“Je veux attirer l’attention sur la désertification médicale la plus inquiétante, celle des zones suburbaines, liées à une insécurité croissante qui touche les professions de santé au même titre que tous les représentants de l’autorité. Alors que la profession se féminise, l’insécurité joue un rôle primordial dans la sous médicalisation de certains territoires”, a solennellement déclaré le Président du conseil national de l’Ordre des médecins (CNOM) Michel Legmann, en présentant le bilan décennal de l’Observatoire de la sécurité des médecins.

Voilà en effet dix ans que cet observatoire a été installé sous l’impulsion de l’Ordre, et le nombre d’incidents recensés annuellement reste aujourd’hui bien supérieur à la moyenne enregistrée depuis sa création en 2003, soit 666 faits notifiés. En effet, 798 incidents ont été recensés en 2012, contre 822 en 2011, un petit recul assez peu signifiant, si l’on tient aussi compte du fait que la sous-déclaration est manifeste. D’ailleurs, seuls 33 % des incidents recensés en 2012 ont été suivis d’un dépôt de plainte, sans doute de peur des représailles. Pour pallier ce problème, Michel Legmann a rappelé que les conseils départementaux pouvaient porter plainte en lieu et place du médecin victime.

Autre “nouveauté” du bilan 2012 : si les généralistes sont les plus touchés (56 % des agressions), les spécialistes sont de plus en plus concernés. Arrivent ainsi en tête les ophtalmologistes (6 % du total), les psychiatres, les dermatologues, les médecins du travail et les gynécologues-obstétriciens. Au total, les spécialistes sont concernés par 44 % des agressions recensées. Sans surprise, on apprend que le médecin est la victime dans 90 % des cas, et qu’un incident sur deux est le fait du patient (critiques sur la prise en charge, vol, protestations après refus de prescription, temps d’attente jugé excessif) et de son entourage pour les 50 % restant. Les agressions physiques représentent 12 % des cas, et 8 % ont suscité un arrêt de travail.

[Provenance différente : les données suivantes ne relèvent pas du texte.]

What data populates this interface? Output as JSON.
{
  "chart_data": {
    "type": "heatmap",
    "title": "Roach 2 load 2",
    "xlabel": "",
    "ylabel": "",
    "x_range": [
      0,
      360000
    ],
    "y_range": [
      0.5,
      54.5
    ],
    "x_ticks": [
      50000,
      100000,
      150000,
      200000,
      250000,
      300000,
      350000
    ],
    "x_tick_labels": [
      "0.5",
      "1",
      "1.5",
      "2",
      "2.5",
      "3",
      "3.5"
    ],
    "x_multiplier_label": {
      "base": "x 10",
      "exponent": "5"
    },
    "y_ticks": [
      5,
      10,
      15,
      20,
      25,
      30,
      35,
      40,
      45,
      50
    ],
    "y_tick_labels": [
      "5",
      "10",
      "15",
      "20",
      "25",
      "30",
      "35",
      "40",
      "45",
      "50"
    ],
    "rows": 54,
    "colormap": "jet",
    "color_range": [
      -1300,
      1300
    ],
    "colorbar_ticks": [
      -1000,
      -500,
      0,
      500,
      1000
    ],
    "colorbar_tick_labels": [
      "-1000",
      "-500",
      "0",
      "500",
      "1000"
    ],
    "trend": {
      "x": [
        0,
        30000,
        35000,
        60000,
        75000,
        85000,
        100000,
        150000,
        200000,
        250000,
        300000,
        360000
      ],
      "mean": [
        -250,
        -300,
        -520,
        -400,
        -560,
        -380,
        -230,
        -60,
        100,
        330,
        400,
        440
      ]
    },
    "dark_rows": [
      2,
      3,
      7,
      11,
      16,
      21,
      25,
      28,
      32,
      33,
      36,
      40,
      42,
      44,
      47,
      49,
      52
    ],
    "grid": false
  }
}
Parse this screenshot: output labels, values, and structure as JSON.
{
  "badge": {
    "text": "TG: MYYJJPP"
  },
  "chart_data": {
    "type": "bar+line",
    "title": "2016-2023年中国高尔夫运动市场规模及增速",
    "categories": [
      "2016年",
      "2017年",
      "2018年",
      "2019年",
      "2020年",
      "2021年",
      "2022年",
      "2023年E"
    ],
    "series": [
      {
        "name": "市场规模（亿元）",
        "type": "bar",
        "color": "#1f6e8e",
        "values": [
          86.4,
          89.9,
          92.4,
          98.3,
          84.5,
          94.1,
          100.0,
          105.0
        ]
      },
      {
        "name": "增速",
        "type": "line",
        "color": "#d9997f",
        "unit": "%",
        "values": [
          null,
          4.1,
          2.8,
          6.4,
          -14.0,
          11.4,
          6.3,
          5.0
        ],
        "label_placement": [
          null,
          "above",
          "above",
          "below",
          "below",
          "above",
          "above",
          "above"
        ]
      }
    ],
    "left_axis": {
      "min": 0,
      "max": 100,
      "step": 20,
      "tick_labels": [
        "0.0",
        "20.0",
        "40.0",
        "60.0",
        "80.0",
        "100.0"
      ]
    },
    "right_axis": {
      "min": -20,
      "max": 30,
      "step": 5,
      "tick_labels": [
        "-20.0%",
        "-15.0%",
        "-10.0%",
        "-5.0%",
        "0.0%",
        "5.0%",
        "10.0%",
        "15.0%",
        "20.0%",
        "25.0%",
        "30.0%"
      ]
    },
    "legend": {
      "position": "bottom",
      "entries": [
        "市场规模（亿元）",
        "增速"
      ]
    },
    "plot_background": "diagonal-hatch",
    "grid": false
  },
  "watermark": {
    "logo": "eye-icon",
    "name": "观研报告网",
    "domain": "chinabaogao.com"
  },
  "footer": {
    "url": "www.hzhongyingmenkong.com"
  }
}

Malgré une amélioration sensible, le pire département vis-à-vis de l’insécurité reste la Seine-Saint-Denis (46 incidents en 2012 contre 67 un an auparavant), suivi par le Nord (45) et Paris (41). Les Yvelines (26 déclarations) ainsi que le Val d’Oise complètent le classement du “top ten” des départements dangereux. Mais ce classement change si l’on prend en compte le taux de victimation, c’est-à-dire le nombre d’incidents par rapport au nombre de médecins en activité. On trouve alors le Vaucluse en tête (1,9 % des médecins y a déclaré un incident), puis la Loire (1,5 %), le Cher (1,2 %) et la Seine-Saint-Denis (1,2 %) qui ne se situe plus qu’en quatrième position. L’Ordre s’interroge sur ce classement et promet de chercher à en savoir plus. Mais affirme néanmoins que “l’insécurité est un phénomène qui touche toute la France”.

En avril 2011, un protocole national pour la prévention et le traitement de la violence à l’encontre des professions de santé était co rédigé entre les ordres nationaux et les représentants des Ministères de l’Intérieur, de la Santé et de la Justice.

Depuis sa signature en avril 2011, 68 départements ont pris en compte le processus de santé et 43 d’entre eux sont déjà dotés une procédure départementale validée avec référent sécurité dédié identifié.